Does kafka lose message if consumer holds message longer then auto commit interval time?

Say if auto-commit interval time is 30 seconds, consumer for some reasons could not process the message and hold it longer than 30 seconds then crash. does the auto-commit offset mechanism commits this offset anyway right before consumer crash?
If my assumption is correct, the message is lost as its offset committed but the message itself has not been processed?
Lets consider your Consumer group name is Test and you have a single consumer in the Consumer Group.
When Auto-Commit is enabled, offsets are committed only during poll() calls and during closing of a consumer.
For example- auto.commit.interval.ms is 5 secs, and every call to poll() takes 7 secs. When making every call to poll(), it will check if the auto commit interval has elapsed, if it has, like in the above example, it will commit the offset.
Offsets are also committed during closing of a consumer.
From the documentation -
"Close the consumer, waiting for up to the default timeout of 30 seconds for any needed cleanup. If auto-commit is enabled, this will commit the current offsets if possible within the default timeout".

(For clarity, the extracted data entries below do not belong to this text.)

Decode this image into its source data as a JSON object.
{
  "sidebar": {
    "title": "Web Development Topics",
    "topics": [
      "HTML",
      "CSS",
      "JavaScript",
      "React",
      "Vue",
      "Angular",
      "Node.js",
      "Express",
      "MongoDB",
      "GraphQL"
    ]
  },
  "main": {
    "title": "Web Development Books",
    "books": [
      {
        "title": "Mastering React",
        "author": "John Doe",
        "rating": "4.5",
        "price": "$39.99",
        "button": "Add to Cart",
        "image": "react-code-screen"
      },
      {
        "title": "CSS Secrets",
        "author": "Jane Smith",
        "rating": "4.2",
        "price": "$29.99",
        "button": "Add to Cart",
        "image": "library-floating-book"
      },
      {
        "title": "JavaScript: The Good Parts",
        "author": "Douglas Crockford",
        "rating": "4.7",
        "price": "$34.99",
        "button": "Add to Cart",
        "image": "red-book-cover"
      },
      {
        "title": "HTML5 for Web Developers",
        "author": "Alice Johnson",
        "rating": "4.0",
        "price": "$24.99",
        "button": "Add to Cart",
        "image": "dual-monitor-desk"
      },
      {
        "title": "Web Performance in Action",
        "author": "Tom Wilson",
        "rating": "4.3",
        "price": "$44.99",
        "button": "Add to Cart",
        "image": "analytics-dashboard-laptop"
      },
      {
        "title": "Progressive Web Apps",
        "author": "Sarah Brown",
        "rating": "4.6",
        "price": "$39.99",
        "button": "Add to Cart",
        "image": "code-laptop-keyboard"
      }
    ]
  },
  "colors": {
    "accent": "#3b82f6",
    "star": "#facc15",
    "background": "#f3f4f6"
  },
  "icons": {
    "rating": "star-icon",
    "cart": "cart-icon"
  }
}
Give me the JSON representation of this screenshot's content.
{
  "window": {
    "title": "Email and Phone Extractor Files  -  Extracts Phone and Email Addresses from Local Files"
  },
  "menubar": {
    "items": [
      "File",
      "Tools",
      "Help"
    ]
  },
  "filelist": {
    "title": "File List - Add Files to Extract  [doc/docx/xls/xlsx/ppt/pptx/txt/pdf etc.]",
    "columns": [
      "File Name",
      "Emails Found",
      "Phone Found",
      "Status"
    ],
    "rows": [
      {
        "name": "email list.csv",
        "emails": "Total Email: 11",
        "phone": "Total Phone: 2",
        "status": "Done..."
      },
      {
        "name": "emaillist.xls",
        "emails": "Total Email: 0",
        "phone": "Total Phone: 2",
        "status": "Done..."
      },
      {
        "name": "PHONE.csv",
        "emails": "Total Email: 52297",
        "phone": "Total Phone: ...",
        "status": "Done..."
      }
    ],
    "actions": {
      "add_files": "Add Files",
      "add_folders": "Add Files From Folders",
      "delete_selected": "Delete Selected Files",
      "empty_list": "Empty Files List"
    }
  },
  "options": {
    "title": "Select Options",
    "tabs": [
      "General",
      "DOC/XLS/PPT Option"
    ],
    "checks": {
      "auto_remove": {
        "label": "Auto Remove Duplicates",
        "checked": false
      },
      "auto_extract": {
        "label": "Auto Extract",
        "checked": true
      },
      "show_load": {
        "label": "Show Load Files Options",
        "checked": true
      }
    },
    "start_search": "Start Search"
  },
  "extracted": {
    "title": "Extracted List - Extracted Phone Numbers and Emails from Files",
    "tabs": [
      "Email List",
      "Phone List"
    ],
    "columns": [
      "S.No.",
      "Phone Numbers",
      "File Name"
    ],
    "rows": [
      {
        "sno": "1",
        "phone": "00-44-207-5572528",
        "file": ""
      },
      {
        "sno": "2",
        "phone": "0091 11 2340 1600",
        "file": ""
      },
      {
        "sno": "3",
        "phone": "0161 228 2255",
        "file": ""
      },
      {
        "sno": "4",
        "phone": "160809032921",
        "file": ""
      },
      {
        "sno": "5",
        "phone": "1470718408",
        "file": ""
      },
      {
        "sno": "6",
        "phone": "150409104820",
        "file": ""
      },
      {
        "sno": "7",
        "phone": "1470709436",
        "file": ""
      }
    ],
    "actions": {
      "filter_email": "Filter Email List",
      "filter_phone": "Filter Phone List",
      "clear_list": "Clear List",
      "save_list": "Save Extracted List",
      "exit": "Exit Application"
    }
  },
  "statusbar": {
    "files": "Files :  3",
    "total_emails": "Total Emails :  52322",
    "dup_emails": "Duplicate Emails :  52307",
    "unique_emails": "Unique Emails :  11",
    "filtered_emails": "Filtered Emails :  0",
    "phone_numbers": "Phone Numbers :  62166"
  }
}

You can read more about it here -
https://kafka.apache.org/10/javadoc/index.html?org/apache/kafka/clients/consumer/KafkaConsumer.html
Now, onto your question, if poll() is not called again or consumer is not closed, it won't commit the offset.
If the Consumer receives message N, commits it and then crashes before having fully processed it then by default the Consumer will considered this message processed.
Note that the message is still on the broker, so it can be re-consumed to be processed. But that require some logic in your application to not only restart from last committed position but also check if previous records were processed successfully.
If your application typically takes a long time to process messages, maybe you want to switch to manual commit instead of auto. That way you'll be able to better control when you commit and avoid this issue.